In the variety of proposals, this season’s Parisian fashion is all an idyll, that is, a search for balance and harmony within bucolic pictures. Green thinking and a return to nature, not always exactly stringent in terms of conceptual development and its execution. Dior (photo above), for example, he parades into a beautiful garden – Monsieur Dior had one in Granville where he loved to retire – but he builds a marquee in which there is a fake garden, which is crasi between the Granville of the maison and Charleston Farm in Sussex, the cottage of Duncan Grant and the Bloomsbury Group. The short circuit is evident, but the storytelling cancels contradictions and quantum leaps in the name of the dialogue between the French roots and the British culture of the current creative director, Kim Jones. The fact is that, however fascinating, the story of the contiguity between countryside and countryside is, in fact, just a story: a setting within which Jones explores the changing weather as a way to mix gardening, outdoor, trekking and tailoring, with a profluvium of prints and jacquard chosen from the archives of Grant, an expressive painter. After the good rehearsal last January, this collection, suspended between deluxe Patagonia, pieces with a utility flavor and impeccable and immaterial tailoring, appears as an exercise in style without flaws, but not particularly captivating. On the contrary, it would seem a bit dry, despite the lush greenery all around.

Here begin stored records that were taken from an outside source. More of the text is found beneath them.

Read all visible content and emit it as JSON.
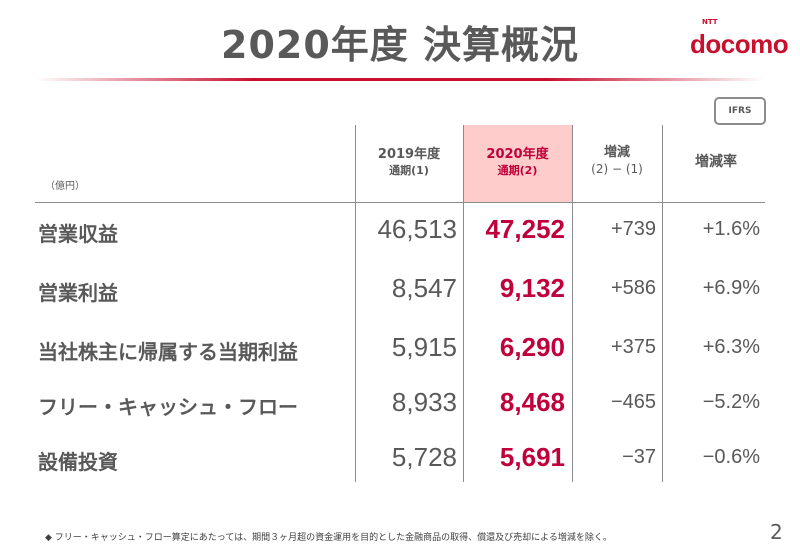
{
  "title": "2020年度 決算概況",
  "logo": {
    "ntt": "NTT",
    "brand": "docomo",
    "color": "#c8102e"
  },
  "badge": "IFRS",
  "unit": "（億円）",
  "columns": [
    {
      "line1": "2019年度",
      "line2": "通期(1)"
    },
    {
      "line1": "2020年度",
      "line2": "通期(2)"
    },
    {
      "line1": "増減",
      "line2": "(2) − (1)"
    },
    {
      "line1": "増減率",
      "line2": ""
    }
  ],
  "rows": [
    {
      "label": "営業収益",
      "fy2019": "46,513",
      "fy2020": "47,252",
      "diff": "+739",
      "rate": "+1.6%"
    },
    {
      "label": "営業利益",
      "fy2019": "8,547",
      "fy2020": "9,132",
      "diff": "+586",
      "rate": "+6.9%"
    },
    {
      "label": "当社株主に帰属する当期利益",
      "fy2019": "5,915",
      "fy2020": "6,290",
      "diff": "+375",
      "rate": "+6.3%"
    },
    {
      "label": "フリー・キャッシュ・フロー",
      "fy2019": "8,933",
      "fy2020": "8,468",
      "diff": "−465",
      "rate": "−5.2%"
    },
    {
      "label": "設備投資",
      "fy2019": "5,728",
      "fy2020": "5,691",
      "diff": "−37",
      "rate": "−0.6%"
    }
  ],
  "footnote": "◆ フリー・キャッシュ・フロー算定にあたっては、期間３ヶ月超の資金運用を目的とした金融商品の取得、償還及び売却による増減を除く。",
  "page_number": "2",
  "colors": {
    "accent": "#c0003a",
    "highlight": "#ffcccc",
    "text": "#595959"
  }
}
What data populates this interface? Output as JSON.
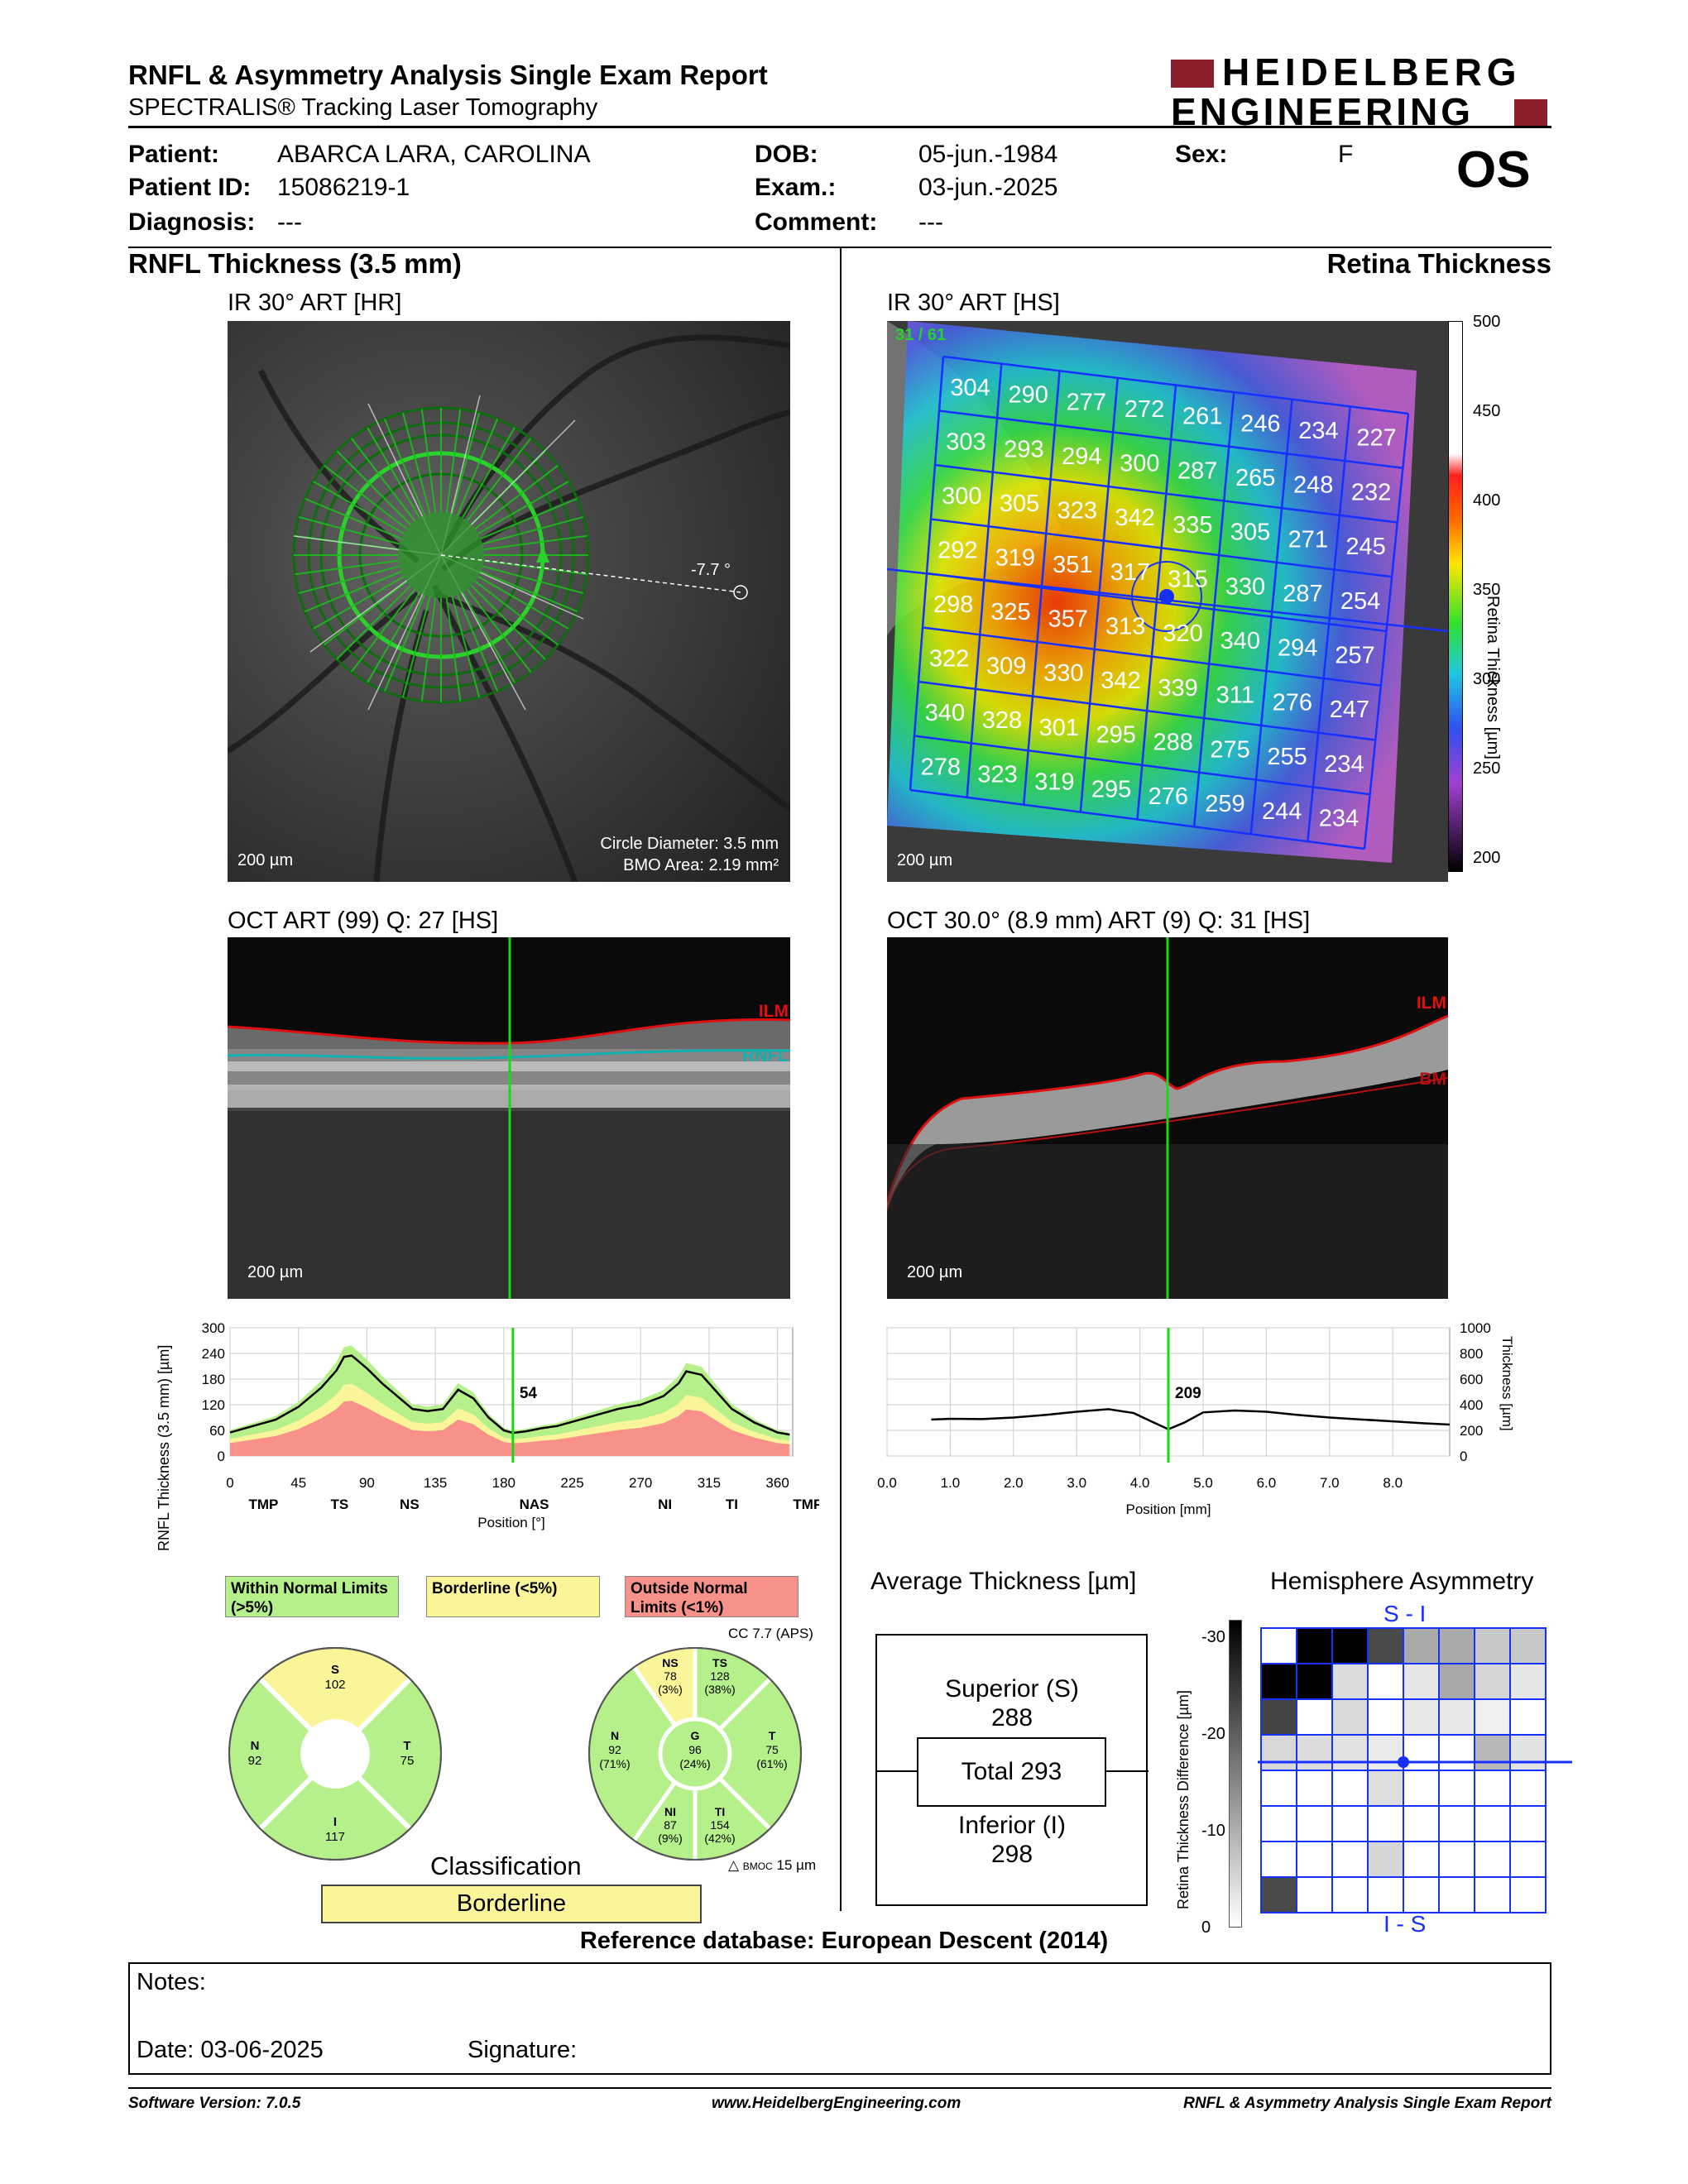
{
  "header": {
    "title": "RNFL & Asymmetry Analysis Single Exam Report",
    "subtitle": "SPECTRALIS® Tracking Laser Tomography",
    "logo_line1": "HEIDELBERG",
    "logo_line2": "ENGINEERING",
    "eye": "OS"
  },
  "patient": {
    "patient_label": "Patient:",
    "patient": "ABARCA LARA, CAROLINA",
    "id_label": "Patient ID:",
    "id": "15086219-1",
    "diagnosis_label": "Diagnosis:",
    "diagnosis": "---",
    "dob_label": "DOB:",
    "dob": "05-jun.-1984",
    "exam_label": "Exam.:",
    "exam": "03-jun.-2025",
    "comment_label": "Comment:",
    "comment": "---",
    "sex_label": "Sex:",
    "sex": "F"
  },
  "left": {
    "section_title": "RNFL Thickness (3.5 mm)",
    "ir_title": "IR 30° ART [HR]",
    "ir_scale": "200 µm",
    "ir_angle": "-7.7 °",
    "circle_diameter": "Circle Diameter: 3.5 mm",
    "bmo_area": "BMO Area: 2.19 mm²",
    "oct_title": "OCT ART (99) Q: 27 [HS]",
    "oct_scale": "200 µm",
    "ilm_label": "ILM",
    "rnfl_label": "RNFL"
  },
  "right": {
    "section_title": "Retina Thickness",
    "ir_title": "IR 30° ART [HS]",
    "ir_scale": "200 µm",
    "frame_counter": "31 / 61",
    "colorbar_ticks": [
      "500",
      "450",
      "400",
      "350",
      "300",
      "250",
      "200"
    ],
    "colorbar_label": "Retina Thickness [µm]",
    "grid_values": [
      [
        304,
        290,
        277,
        272,
        261,
        246,
        234,
        227
      ],
      [
        303,
        293,
        294,
        300,
        287,
        265,
        248,
        232
      ],
      [
        300,
        305,
        323,
        342,
        335,
        305,
        271,
        245
      ],
      [
        292,
        319,
        351,
        317,
        315,
        330,
        287,
        254
      ],
      [
        298,
        325,
        357,
        313,
        320,
        340,
        294,
        257
      ],
      [
        322,
        309,
        330,
        342,
        339,
        311,
        276,
        247
      ],
      [
        340,
        328,
        301,
        295,
        288,
        275,
        255,
        234
      ],
      [
        278,
        323,
        319,
        295,
        276,
        259,
        244,
        234
      ]
    ],
    "oct_title": "OCT 30.0° (8.9 mm) ART (9) Q: 31 [HS]",
    "oct_scale": "200 µm",
    "ilm_label": "ILM",
    "bm_label": "BM"
  },
  "chart_data": [
    {
      "type": "line",
      "ylabel": "RNFL Thickness (3.5 mm) [µm]",
      "xlabel": "Position [°]",
      "xlim": [
        0,
        370
      ],
      "ylim": [
        0,
        300
      ],
      "x_ticks": [
        "0",
        "45",
        "90",
        "135",
        "180",
        "225",
        "270",
        "315",
        "360"
      ],
      "y_ticks": [
        "0",
        "60",
        "120",
        "180",
        "240",
        "300"
      ],
      "sector_labels": [
        "TMP",
        "TS",
        "NS",
        "NAS",
        "NI",
        "TI",
        "TMP"
      ],
      "cursor_value": "54",
      "cursor_x": 186,
      "x": [
        0,
        15,
        30,
        45,
        60,
        70,
        75,
        80,
        90,
        100,
        110,
        120,
        130,
        140,
        150,
        160,
        170,
        180,
        186,
        195,
        205,
        215,
        225,
        240,
        255,
        270,
        285,
        295,
        300,
        310,
        320,
        330,
        345,
        360,
        368
      ],
      "series": [
        {
          "values": [
            55,
            70,
            85,
            115,
            160,
            200,
            232,
            235,
            205,
            170,
            140,
            110,
            105,
            110,
            155,
            135,
            90,
            60,
            54,
            58,
            65,
            70,
            80,
            95,
            110,
            120,
            140,
            170,
            198,
            190,
            150,
            110,
            78,
            55,
            50
          ]
        }
      ]
    },
    {
      "type": "line",
      "ylabel": "Thickness [µm]",
      "xlabel": "Position [mm]",
      "xlim": [
        0,
        8.9
      ],
      "ylim": [
        0,
        1000
      ],
      "x_ticks": [
        "0.0",
        "1.0",
        "2.0",
        "3.0",
        "4.0",
        "5.0",
        "6.0",
        "7.0",
        "8.0"
      ],
      "y_ticks": [
        "0",
        "200",
        "400",
        "600",
        "800",
        "1000"
      ],
      "cursor_value": "209",
      "cursor_x": 4.45,
      "x": [
        0.7,
        1.0,
        1.5,
        2.0,
        2.5,
        3.0,
        3.5,
        3.9,
        4.2,
        4.45,
        4.7,
        5.0,
        5.5,
        6.0,
        6.5,
        7.0,
        7.5,
        8.0,
        8.5,
        8.9
      ],
      "series": [
        {
          "values": [
            285,
            290,
            288,
            300,
            320,
            345,
            365,
            335,
            265,
            209,
            260,
            340,
            355,
            345,
            320,
            300,
            285,
            270,
            255,
            245
          ]
        }
      ]
    }
  ],
  "legend": {
    "within": "Within Normal Limits (>5%)",
    "borderline": "Borderline (<5%)",
    "outside": "Outside Normal Limits (<1%)",
    "within_color": "#b6f08a",
    "borderline_color": "#fbf59a",
    "outside_color": "#f7918a"
  },
  "sectors_4": {
    "S": "102",
    "N": "92",
    "T": "75",
    "I": "117"
  },
  "sectors_6": {
    "cc": "CC 7.7 (APS)",
    "NS_v": "78",
    "NS_p": "(3%)",
    "TS_v": "128",
    "TS_p": "(38%)",
    "N_v": "92",
    "N_p": "(71%)",
    "G_v": "96",
    "G_p": "(24%)",
    "T_v": "75",
    "T_p": "(61%)",
    "NI_v": "87",
    "NI_p": "(9%)",
    "TI_v": "154",
    "TI_p": "(42%)",
    "bmoc": "15 µm"
  },
  "classification": {
    "title": "Classification",
    "value": "Borderline"
  },
  "average": {
    "title": "Average Thickness [µm]",
    "superior_label": "Superior (S)",
    "superior": "288",
    "total": "Total 293",
    "inferior_label": "Inferior (I)",
    "inferior": "298"
  },
  "asymmetry": {
    "title": "Hemisphere Asymmetry",
    "top_label": "S - I",
    "bottom_label": "I - S",
    "scale_label": "Retina Thickness Difference [µm]",
    "scale_ticks": [
      "-30",
      "-20",
      "-10",
      "0"
    ],
    "grid_shades": [
      [
        "#ffffff",
        "#000000",
        "#000000",
        "#4a4a4a",
        "#aaaaaa",
        "#aaaaaa",
        "#c8c8c8",
        "#c8c8c8"
      ],
      [
        "#000000",
        "#000000",
        "#dcdcdc",
        "#ffffff",
        "#e6e6e6",
        "#a8a8a8",
        "#d6d6d6",
        "#e6e6e6"
      ],
      [
        "#444444",
        "#ffffff",
        "#dadada",
        "#ffffff",
        "#e8e8e8",
        "#e8e8e8",
        "#f0f0f0",
        "#ffffff"
      ],
      [
        "#d8d8d8",
        "#dcdcdc",
        "#e2e2e2",
        "#eaeaea",
        "#ffffff",
        "#ffffff",
        "#b8b8b8",
        "#e2e2e2"
      ],
      [
        "#ffffff",
        "#ffffff",
        "#ffffff",
        "#dddddd",
        "#ffffff",
        "#ffffff",
        "#ffffff",
        "#ffffff"
      ],
      [
        "#ffffff",
        "#ffffff",
        "#ffffff",
        "#ffffff",
        "#ffffff",
        "#ffffff",
        "#ffffff",
        "#ffffff"
      ],
      [
        "#ffffff",
        "#ffffff",
        "#ffffff",
        "#d6d6d6",
        "#ffffff",
        "#ffffff",
        "#ffffff",
        "#ffffff"
      ],
      [
        "#4a4a4a",
        "#ffffff",
        "#ffffff",
        "#ffffff",
        "#ffffff",
        "#ffffff",
        "#ffffff",
        "#ffffff"
      ]
    ]
  },
  "reference": "Reference database: European Descent (2014)",
  "notes": {
    "label": "Notes:",
    "date": "Date: 03-06-2025",
    "signature": "Signature:"
  },
  "footer": {
    "version": "Software Version: 7.0.5",
    "url": "www.HeidelbergEngineering.com",
    "report": "RNFL & Asymmetry Analysis Single Exam Report"
  }
}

General Workshops parades in the gardens of the Musée des Archives Nationales, en plein air, and is a joy for spirit and eyes. The magnificent setting enhances the effectiveness and simplicity of dresses with a very French and immediate chic, which have determined the success of this brand, born just ten years ago but in constant growth. There is a lot of freshness in the collection of Paul Smith: sorbet colors, abundant volumes and a light-hearted air in mixing everything, looking at the style of the artists of the eighties, the first to actively and consciously flirt with the fashion of designers, and to create an image by associating themselves with this or that brand . Classic with twist is the strong point of the English designer: a recipe that never becomes a standard formula. Junya Watanabe pays homage to Andy Warhol, Roy Lichtenstein, Keith Haring, Jean Michel Basquiat, but also Coca Cola and Netflix, in what appears to be a celebration of consumer and pop America. The forms are archetypal, the artistic interventions evident, and the effect is a bit of a museum gift shop.There is nothing bucolic, or even reassuring, about the wedding party kitsch of Acne Studios: a sparkle of satins and glitter, a rustle of satins, a whirl of shapes, now narrow, now wide, never right and in any case a bit drunk, which turned out to be as much fun. Rei Kawakubo from Like Boysfinally, imagine a court of jesters dressed in puffy tailcoats, pointy-edged tunic and trousers and horror movie masks. The soundtrack is horror as well, but the message is anything but frightening: a celebration of free speech – the same that the fools had – much needed in times of creeping obscurantism. The punk undertone, thus, seems doubly timely.